Sirènes, centaures, griffons, dragons, licornes, bêtes d'Apocalypse : l'imaginaire médiéval, pour habiter le monde, en dire les merveilles et l'effroi, et la fascination qu'exercent ses parties inconnues - à moins qu'il ne s'agisse de l'inconnu que l'on pressent en soi?-, le peuple de ses angoisses et de ses rêves, en un bestiaire fantastique auquel on veut croire à toute force. Et si l'on ne les découvre pas alentour, c'est donc qu'ils doivent peupler les contrées lointaines, Afrique, Tartarie, ou encore cette mystérieuse Cathay... Les voyageurs qui découvrent l'Amérique, s'enfoncent dans ses forêts, descendent ses fleuves ont l'esprit hanté par ces images, pensent l'inconnu dans lequel ils s'aventurent à travers elles, les voient, littéralement-et voilà qu'elles reprennent vie, dans un tumulte où se mêlent mythologies grecques et chrétiennes. Lorsqu'ils feront témoignage de ce qu'ils ont vu, si leurs textes paraissent parfois décevants, les éditeurs y remédieront sans état d'âme, par des illustrations propres à embraser l'enthousiasme des lecteurs... « L'Europe projette ses désirs inconscients sur l'Amérique et l'iconographie se plaît à lui donner raison », écrit Marc Bouyer (America fantastica, Mexico, 1974).
Les premières visions connues de l'Amazonie furent celles des chroniqueurs de la Conquête ou des aventuriers, Gaspar de Carvajal (1543), Walter Raleigh (1595), Cristôbal de Acuna (1640). À cette époque déjà se met en place le réseau d'images contradictoires qui aujourd'hui encore structure notre perception - fleuve sans fin ni bord, continent liquide, océan végétal, animaux fabuleux, monstres et merveilles, paradis et enfer, chaos et harmonie d'un monde premier, menace et promesse .projection sur l'inconnu qu'ils découvraient ,de leurs peurs, de leurs fantasmes, des récits des plus anciennes mythologies.
Christophe Colomb, vers les Antilles, a vu « trois sirènes qui sortaient assez haut au-dessus des vagues. Elles n'étaient pas si belles qu'on les décrit; il n'y a que leur visage qui présente une ressemblance avec la figure d'un homme », des hommes à queue vivent dans l'île Juana, et les Indiens assurent que dans une grande île (Cuba) vivent « des hommes qui ont un seul œil au milieu du front ».
vers 1540, un certain Diego Nunes, métis de Portugal et d'Indien écrit au roi du Portugal pour proposer ses services comme explorateur. Au service des Espagnols du Pérou, il a participé en 1538 à une de leurs expéditions au-delà des Andes, peut-être la première. Nunes s'est perdu, on ne sait pas comment. Il a descendu le fleuve.

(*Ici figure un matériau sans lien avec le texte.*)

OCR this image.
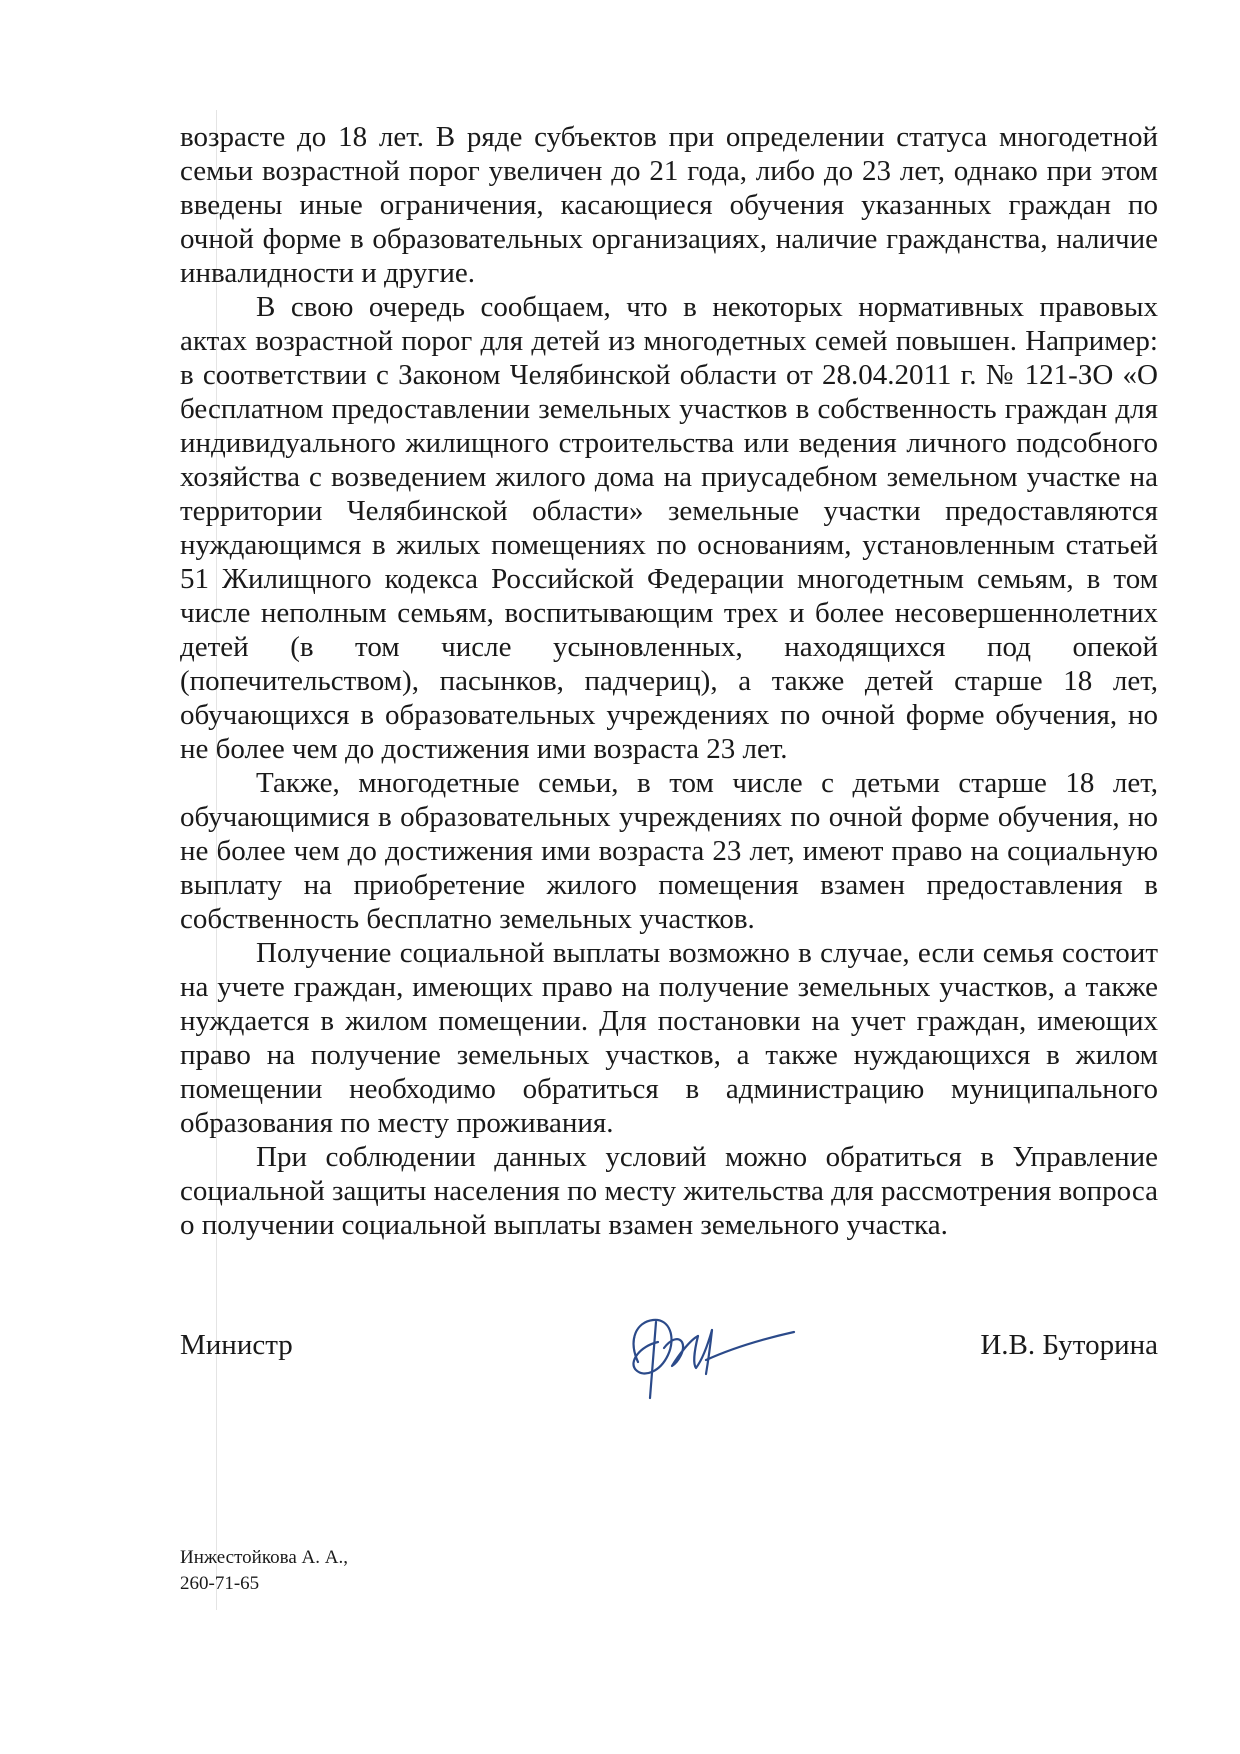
возрасте до 18 лет. В ряде субъектов при определении статуса многодетной семьи возрастной порог увеличен до 21 года, либо до 23 лет, однако при этом введены иные ограничения, касающиеся обучения указанных граждан по очной форме в образовательных организациях, наличие гражданства, наличие инвалидности и другие.

В свою очередь сообщаем, что в некоторых нормативных правовых актах возрастной порог для детей из многодетных семей повышен. Например: в соответствии с Законом Челябинской области от 28.04.2011 г. № 121-ЗО «О бесплатном предоставлении земельных участков в собственность граждан для индивидуального жилищного строительства или ведения личного подсобного хозяйства с возведением жилого дома на приусадебном земельном участке на территории Челябинской области» земельные участки предоставляются нуждающимся в жилых помещениях по основаниям, установленным статьей 51 Жилищного кодекса Российской Федерации многодетным семьям, в том числе неполным семьям, воспитывающим трех и более несовершеннолетних детей (в том числе усыновленных, находящихся под опекой (попечительством), пасынков, падчериц), а также детей старше 18 лет, обучающихся в образовательных учреждениях по очной форме обучения, но не более чем до достижения ими возраста 23 лет.

Также, многодетные семьи, в том числе с детьми старше 18 лет, обучающимися в образовательных учреждениях по очной форме обучения, но не более чем до достижения ими возраста 23 лет, имеют право на социальную выплату на приобретение жилого помещения взамен предоставления в собственность бесплатно земельных участков.

Получение социальной выплаты возможно в случае, если семья состоит на учете граждан, имеющих право на получение земельных участков, а также нуждается в жилом помещении. Для постановки на учет граждан, имеющих право на получение земельных участков, а также нуждающихся в жилом помещении необходимо обратиться в администрацию муниципального образования по месту проживания.

При соблюдении данных условий можно обратиться в Управление социальной защиты населения по месту жительства для рассмотрения вопроса о получении социальной выплаты взамен земельного участка.

Министр	И.В. Буторина
Инжестойкова А. А.,
260-71-65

À la hauteur de ce qui est aujour d'hui la ville brésilienne de Tefé, il a croisé un pèlerinage d'Indiens, plusieurs milliers et qui marchaient en sens inverse, vers l'Orient et les montagnes: c'est là que se trouve disaient-ils, la « Terre sans Mal ».
Il y eut le capitaine Pedro Texeira qui remonta l'Amazone de Belém à Quito et qui, voulait savoir si les Amazones existaient réellement. Walter Raleigh, noble anglais aventurier épris de sa souveraine Elisabeth Ire, qui du fond de la Guyane lui écrit que « chaque pierre promet des magasins d'or et d'argent » et, après un retour en Orénoque, finira sous la hache du bourreau de la Tour de Londres. On doit à Raleigh une Histoire du monde fabuleuse avec ses Titiva vivant dans les arbres, la tribu des Acéphales et des hommes caudales, les uns ayant la bouche au milieu de la poitrine, les autres une queue animale. Les Indiens qui habitent sur les bords du Coara ont la tête tout d'une pièce avec les épaules. [...] Leurs yeux sont sur leurs épaules et leur bouche dans la poitrine.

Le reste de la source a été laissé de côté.